A new phase 1 clinical trial of a potential vaccine for the SARS-CoV2 coronavirus began on Monday in Seattle. According to Forbes, the vaccine, mRNA-1273, was developed by biotechnology company Moderna in combination with researchers from the National Institutes of Health (NIH). 

Jennifer Haller, 43, from Seattle who said; "I hope that we get to a working vaccine quickly and that we can save lives and people can go back to life as soon as possible," in an interview with TIME.

"We all feel so helpless. This is an amazing opportunity for me to do something," Haller continued. Haller is the mother of two teenagers and "they think it's cool" that she's taking part in the study.

Kaiser Permanente study leader Dr. Lisa Jackson administered the vaccine but remains cautious about any potential results.

"We don't know whether this vaccine will induce an immune response, or whether it will be safe.

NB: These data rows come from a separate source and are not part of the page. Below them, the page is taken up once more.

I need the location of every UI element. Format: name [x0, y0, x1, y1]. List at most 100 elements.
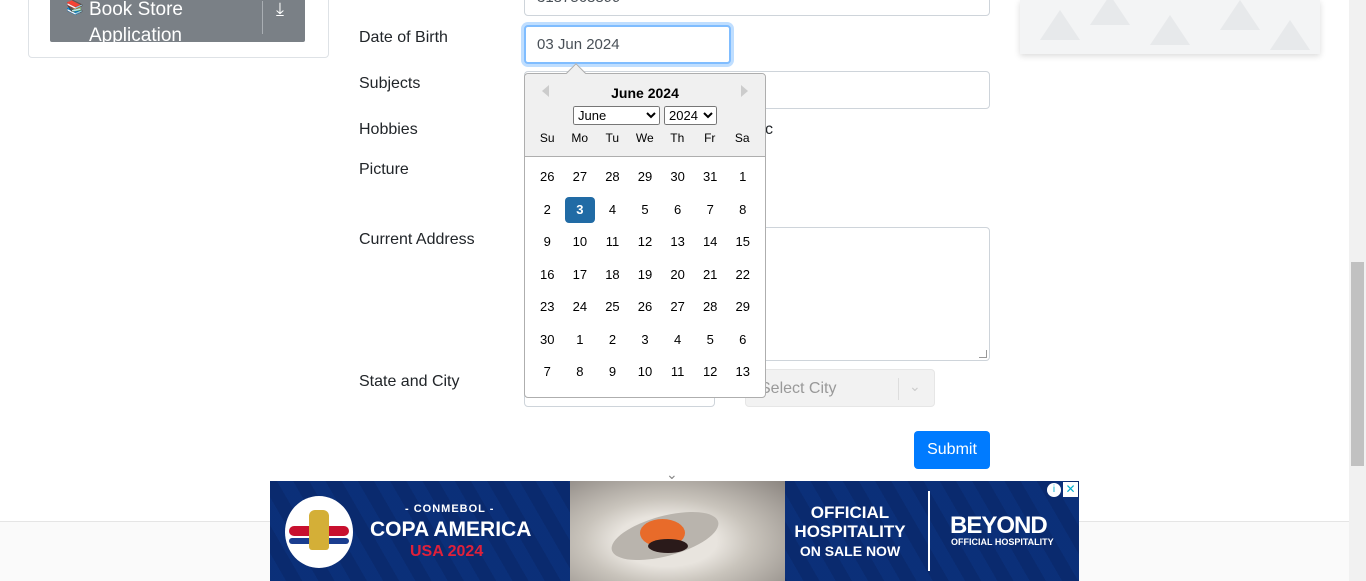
ad-food-image	[570, 481, 785, 581]
ad-sale-text: ON SALE NOW	[799, 543, 901, 559]
datepicker-days: 26 27 28 29 30 31 1 2 3 4 5 6 7 8 9 10 11 12 13 14 15 16 17 18 1…	[531, 164, 759, 392]
datepicker-day[interactable]: 19	[630, 262, 661, 288]
ad-close-icon[interactable]: ✕	[1063, 482, 1078, 497]
ad-info-icon[interactable]: i	[1047, 483, 1061, 497]
ad-pattern-shape	[1270, 20, 1310, 50]
datepicker-day[interactable]: 8	[727, 197, 758, 223]
datepicker-day[interactable]: 29	[630, 164, 661, 190]
datepicker-day[interactable]: 28	[597, 164, 628, 190]
datepicker-day[interactable]: 4	[597, 197, 628, 223]
datepicker-day[interactable]: 13	[727, 359, 758, 385]
datepicker-day[interactable]: 12	[630, 229, 661, 255]
datepicker-day[interactable]: 4	[662, 327, 693, 353]
weekday-name: Su	[539, 131, 555, 145]
copa-america-logo	[285, 496, 353, 568]
chevron-down-icon: ⌄	[909, 378, 921, 394]
weekday-name: Sa	[734, 131, 750, 145]
scrollbar-thumb[interactable]	[1351, 262, 1364, 466]
datepicker-day[interactable]: 15	[727, 229, 758, 255]
ad-pattern-shape	[1040, 10, 1080, 40]
datepicker-day[interactable]: 16	[532, 262, 563, 288]
datepicker-week: 26 27 28 29 30 31 1	[531, 164, 759, 197]
datepicker-day[interactable]: 18	[597, 262, 628, 288]
datepicker-day[interactable]: 1	[727, 164, 758, 190]
datepicker-day[interactable]: 25	[597, 294, 628, 320]
datepicker-day[interactable]: 17	[565, 262, 596, 288]
datepicker-day[interactable]: 21	[695, 262, 726, 288]
datepicker-week: 7 8 9 10 11 12 13	[531, 359, 759, 392]
datepicker-day[interactable]: 8	[565, 359, 596, 385]
datepicker-day[interactable]: 31	[695, 164, 726, 190]
datepicker-day[interactable]: 6	[727, 327, 758, 353]
datepicker-week: 30 1 2 3 4 5 6	[531, 327, 759, 360]
datepicker-day[interactable]: 28	[695, 294, 726, 320]
datepicker-week: 23 24 25 26 27 28 29	[531, 294, 759, 327]
datepicker-day[interactable]: 27	[662, 294, 693, 320]
datepicker-day[interactable]: 5	[630, 197, 661, 223]
resize-handle[interactable]	[979, 350, 987, 358]
datepicker-day[interactable]: 7	[532, 359, 563, 385]
submit-button[interactable]: Submit	[914, 431, 990, 469]
ad-pattern-shape	[1150, 15, 1190, 45]
subjects-label: Subjects	[359, 75, 421, 92]
dob-label: Date of Birth	[359, 29, 448, 46]
datepicker-day[interactable]: 13	[662, 229, 693, 255]
datepicker-day[interactable]: 9	[597, 359, 628, 385]
month-select[interactable]: JanuaryFebruaryMarchAprilMayJuneJulyAugu…	[573, 106, 660, 125]
datepicker-day[interactable]: 11	[597, 229, 628, 255]
datepicker-day[interactable]: 26	[532, 164, 563, 190]
ad-divider	[928, 491, 930, 571]
datepicker-day[interactable]: 7	[695, 197, 726, 223]
datepicker-day[interactable]: 10	[630, 359, 661, 385]
datepicker-day[interactable]: 6	[662, 197, 693, 223]
datepicker: June 2024 JanuaryFebruaryMarchAprilMayJu…	[524, 63, 766, 398]
hobby-music-label[interactable]: c	[765, 121, 773, 139]
hobbies-label: Hobbies	[359, 121, 418, 138]
city-separator	[898, 378, 899, 400]
datepicker-day[interactable]: 22	[727, 262, 758, 288]
sidebar-item-book-store[interactable]: 📚 Book Store Application ⤓	[50, 0, 305, 46]
datepicker-day[interactable]: 2	[532, 197, 563, 223]
datepicker-week: 2345678	[531, 196, 759, 230]
weekday-name: Tu	[605, 131, 620, 145]
download-icon[interactable]: ⤓	[276, 0, 284, 20]
datepicker-day[interactable]: 11	[662, 359, 693, 385]
state-city-label: State and City	[359, 373, 460, 390]
datepicker-day[interactable]: 30	[532, 327, 563, 353]
datepicker-day[interactable]: 27	[565, 164, 596, 190]
sidebar-divider	[262, 1, 263, 34]
datepicker-day[interactable]: 1	[565, 327, 596, 353]
right-ad-banner[interactable]	[1020, 0, 1320, 54]
datepicker-day[interactable]: 3	[564, 196, 596, 223]
datepicker-day[interactable]: 20	[662, 262, 693, 288]
datepicker-day[interactable]: 30	[662, 164, 693, 190]
ad-brand-sub-text: OFFICIAL HOSPITALITY	[951, 537, 1054, 547]
datepicker-day[interactable]: 24	[565, 294, 596, 320]
datepicker-day[interactable]: 12	[695, 359, 726, 385]
datepicker-day[interactable]: 10	[565, 229, 596, 255]
book-icon: 📚	[66, 0, 84, 15]
datepicker-day[interactable]: 5	[695, 327, 726, 353]
caviar-image	[648, 539, 688, 553]
datepicker-day[interactable]: 3	[630, 327, 661, 353]
datepicker-week: 16 17 18 19 20 21 22	[531, 262, 759, 295]
datepicker-day[interactable]: 14	[695, 229, 726, 255]
datepicker-header: June 2024 JanuaryFebruaryMarchAprilMayJu…	[525, 74, 765, 157]
page-scrollbar[interactable]	[1349, 0, 1366, 581]
next-month-button[interactable]	[741, 85, 748, 97]
year-select[interactable]: 202320242025	[664, 106, 717, 125]
weekday-name: Mo	[571, 131, 589, 145]
ad-pattern-shape	[1090, 0, 1130, 25]
mobile-input[interactable]	[524, 0, 990, 16]
sidebar-card: 📚 Book Store Application ⤓	[28, 0, 329, 58]
weekday-name: We	[635, 131, 654, 145]
datepicker-day[interactable]: 23	[532, 294, 563, 320]
datepicker-day[interactable]: 26	[630, 294, 661, 320]
date-of-birth-input[interactable]	[524, 25, 731, 64]
copa-america-ad[interactable]: - CONMEBOL - COPA AMERICA USA 2024 OFFIC…	[270, 481, 1079, 581]
datepicker-day[interactable]: 29	[727, 294, 758, 320]
weekday-name: Th	[670, 131, 685, 145]
datepicker-day[interactable]: 9	[532, 229, 563, 255]
ad-copa-text: COPA AMERICA	[370, 518, 532, 541]
datepicker-day[interactable]: 2	[597, 327, 628, 353]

That's why we're doing a trial," Jackson stressed. "It's not at the stage where it would be possible or prudent to give it to the general population."

This is what TIME reports the vaccine will do.

"The body will become a mini-factory, producing some harmless spike protein. When the immune system spots the foreign protein, it will make antibodies to attack — and be primed to react quickly if the person later encounters the real virus. That's a much faster way of producing a vaccine than the traditional approach of growing virus in the lab and preparing shots from either killed or weakened versions of it."